Public interest in Holo songs was not rekindled until the mid-1970s, when a sort of Taiwanese cultural renaissance began. People turned to their native roots for inspiration in art, literature and culture. In the field of pop music, syrupy love songs and servile similes of Western and Japanese hits were rejected as fluff and gave way to the folk song movement. The "campus songs" were written by young people with simple, fresh voices accompanied by acoustic guitars. From 1977 to 1981, the winners of the annual Golden Melody Awards were part of a new breed of modest, young artists quite unlike the heavily made-up and formulaic celebrities of the day. With a view to promoting popular musical education, Lin composed his own music, organized concerts and produced records.
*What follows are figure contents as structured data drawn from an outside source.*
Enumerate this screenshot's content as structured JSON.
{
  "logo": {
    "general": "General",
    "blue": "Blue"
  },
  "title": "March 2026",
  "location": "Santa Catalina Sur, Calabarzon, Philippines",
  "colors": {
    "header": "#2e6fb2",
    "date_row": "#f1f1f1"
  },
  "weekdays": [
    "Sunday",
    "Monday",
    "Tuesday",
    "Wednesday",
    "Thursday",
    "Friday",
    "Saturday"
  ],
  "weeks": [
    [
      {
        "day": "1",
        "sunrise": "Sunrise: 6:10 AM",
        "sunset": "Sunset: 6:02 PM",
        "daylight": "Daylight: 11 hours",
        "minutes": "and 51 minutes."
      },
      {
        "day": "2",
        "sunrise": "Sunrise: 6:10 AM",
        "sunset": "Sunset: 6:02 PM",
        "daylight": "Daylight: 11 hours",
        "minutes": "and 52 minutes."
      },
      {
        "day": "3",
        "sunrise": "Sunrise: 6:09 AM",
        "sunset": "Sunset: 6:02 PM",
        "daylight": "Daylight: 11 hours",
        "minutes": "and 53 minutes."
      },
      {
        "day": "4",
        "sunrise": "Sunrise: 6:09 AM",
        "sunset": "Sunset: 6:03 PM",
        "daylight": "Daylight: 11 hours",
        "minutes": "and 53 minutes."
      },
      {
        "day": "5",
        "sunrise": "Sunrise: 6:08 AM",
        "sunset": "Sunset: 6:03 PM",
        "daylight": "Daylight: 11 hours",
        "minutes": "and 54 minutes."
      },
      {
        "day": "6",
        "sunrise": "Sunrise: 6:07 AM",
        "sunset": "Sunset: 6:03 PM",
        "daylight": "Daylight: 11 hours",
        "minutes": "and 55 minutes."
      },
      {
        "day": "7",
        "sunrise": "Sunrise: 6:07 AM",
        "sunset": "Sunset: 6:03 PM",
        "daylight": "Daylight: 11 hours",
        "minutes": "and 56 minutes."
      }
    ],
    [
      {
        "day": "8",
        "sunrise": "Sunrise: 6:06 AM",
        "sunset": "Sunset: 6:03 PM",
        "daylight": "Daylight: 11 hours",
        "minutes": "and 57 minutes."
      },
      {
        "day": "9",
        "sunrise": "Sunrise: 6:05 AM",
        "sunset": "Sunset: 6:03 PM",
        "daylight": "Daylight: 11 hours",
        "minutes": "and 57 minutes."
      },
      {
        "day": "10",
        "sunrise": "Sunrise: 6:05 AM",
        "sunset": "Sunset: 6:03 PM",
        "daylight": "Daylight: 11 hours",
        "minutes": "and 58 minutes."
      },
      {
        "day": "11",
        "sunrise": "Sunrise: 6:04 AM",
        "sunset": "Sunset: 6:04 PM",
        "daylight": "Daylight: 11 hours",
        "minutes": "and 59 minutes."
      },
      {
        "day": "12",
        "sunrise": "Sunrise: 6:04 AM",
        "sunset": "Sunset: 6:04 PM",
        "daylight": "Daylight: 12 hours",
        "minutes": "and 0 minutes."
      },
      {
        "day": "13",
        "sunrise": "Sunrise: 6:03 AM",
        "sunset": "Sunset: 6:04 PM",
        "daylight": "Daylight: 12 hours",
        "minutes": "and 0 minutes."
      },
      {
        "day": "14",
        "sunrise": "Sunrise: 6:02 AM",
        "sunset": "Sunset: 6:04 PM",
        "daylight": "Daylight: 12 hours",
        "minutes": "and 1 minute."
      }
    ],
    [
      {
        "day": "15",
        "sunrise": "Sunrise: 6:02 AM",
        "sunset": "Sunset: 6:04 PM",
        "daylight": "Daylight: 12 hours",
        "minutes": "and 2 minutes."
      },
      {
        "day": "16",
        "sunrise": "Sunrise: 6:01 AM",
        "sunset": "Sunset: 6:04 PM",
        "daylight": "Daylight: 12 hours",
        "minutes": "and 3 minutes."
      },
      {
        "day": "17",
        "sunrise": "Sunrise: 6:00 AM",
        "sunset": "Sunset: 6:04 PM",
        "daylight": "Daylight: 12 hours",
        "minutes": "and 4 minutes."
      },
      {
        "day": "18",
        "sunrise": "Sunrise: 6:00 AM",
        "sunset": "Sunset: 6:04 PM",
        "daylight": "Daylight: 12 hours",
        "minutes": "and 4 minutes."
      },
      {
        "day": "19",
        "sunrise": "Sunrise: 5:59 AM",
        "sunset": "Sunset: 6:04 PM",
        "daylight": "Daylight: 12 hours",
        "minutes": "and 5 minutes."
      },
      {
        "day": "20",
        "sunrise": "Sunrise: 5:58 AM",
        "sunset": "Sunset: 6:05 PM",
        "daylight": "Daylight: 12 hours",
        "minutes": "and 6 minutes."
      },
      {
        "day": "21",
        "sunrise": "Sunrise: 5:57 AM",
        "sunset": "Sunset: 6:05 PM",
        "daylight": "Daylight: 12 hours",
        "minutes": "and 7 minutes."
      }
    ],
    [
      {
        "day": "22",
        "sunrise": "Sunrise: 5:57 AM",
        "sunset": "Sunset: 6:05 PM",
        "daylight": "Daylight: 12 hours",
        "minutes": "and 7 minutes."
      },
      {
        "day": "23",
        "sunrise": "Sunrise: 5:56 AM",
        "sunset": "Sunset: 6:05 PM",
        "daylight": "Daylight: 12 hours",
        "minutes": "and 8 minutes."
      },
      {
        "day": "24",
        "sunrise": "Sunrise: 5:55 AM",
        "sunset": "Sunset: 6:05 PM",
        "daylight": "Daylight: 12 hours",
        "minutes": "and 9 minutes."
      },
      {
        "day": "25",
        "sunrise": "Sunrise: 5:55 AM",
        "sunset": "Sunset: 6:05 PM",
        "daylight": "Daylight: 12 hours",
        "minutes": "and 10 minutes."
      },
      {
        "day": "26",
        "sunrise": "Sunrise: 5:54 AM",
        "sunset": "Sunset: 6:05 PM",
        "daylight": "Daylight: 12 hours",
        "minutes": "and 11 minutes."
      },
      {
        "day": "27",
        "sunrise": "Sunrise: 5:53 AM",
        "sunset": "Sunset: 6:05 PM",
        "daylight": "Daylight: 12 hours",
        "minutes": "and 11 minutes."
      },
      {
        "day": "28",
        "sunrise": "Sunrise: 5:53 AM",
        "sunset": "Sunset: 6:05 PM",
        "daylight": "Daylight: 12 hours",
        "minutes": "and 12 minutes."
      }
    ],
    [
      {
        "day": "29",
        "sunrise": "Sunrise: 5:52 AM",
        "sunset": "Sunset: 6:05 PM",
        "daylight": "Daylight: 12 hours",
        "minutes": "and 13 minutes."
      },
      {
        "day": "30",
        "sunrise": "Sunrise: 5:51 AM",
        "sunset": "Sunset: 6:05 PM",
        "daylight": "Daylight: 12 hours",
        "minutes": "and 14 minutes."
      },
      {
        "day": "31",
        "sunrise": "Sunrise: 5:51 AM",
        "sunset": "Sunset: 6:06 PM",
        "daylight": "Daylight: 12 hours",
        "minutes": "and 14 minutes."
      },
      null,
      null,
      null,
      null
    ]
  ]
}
As the Chinese cultural yoke lightened, Lin noticed a growing interest in the work of earlier generations of composers and lyricists. In addition to digging into the backgrounds of the golden oldies and collecting the stories behind their classic songs, he even helped a few stage comebacks. In 1977, for example, Lin talked to the lyric writer Li Lin-ciou (1909-1979) about his 1946 hit "Mending the Broken Net." The song had long been held to describe the broken dreams of the Taiwanese people, a political cri de coeur of the colonized common folk. In his conversations with Li, however, Lin discovered that it was really written in hope of mending the relationship with his girlfriend. The song once more became a popular hit and its lyricist was again in the limelight. Li Lin-ciou also wrote "Longing for the Spring Breezes" (1932), one of the most memorable Holo songs in Taiwan's pop music history. Touched by Lin's efforts to preserve local music, Li gave him "Ocean of Lovesickness" to set to music. The ditty, guarded for more than 30 years against waning popularity, was an immediate hit.

Lin continues reinvigorating Holo classics--he is currently reworking some as synchronous duets--especially for karaoke singing. "It'd be so much more fun to sing together at the same time than taking turns," he says.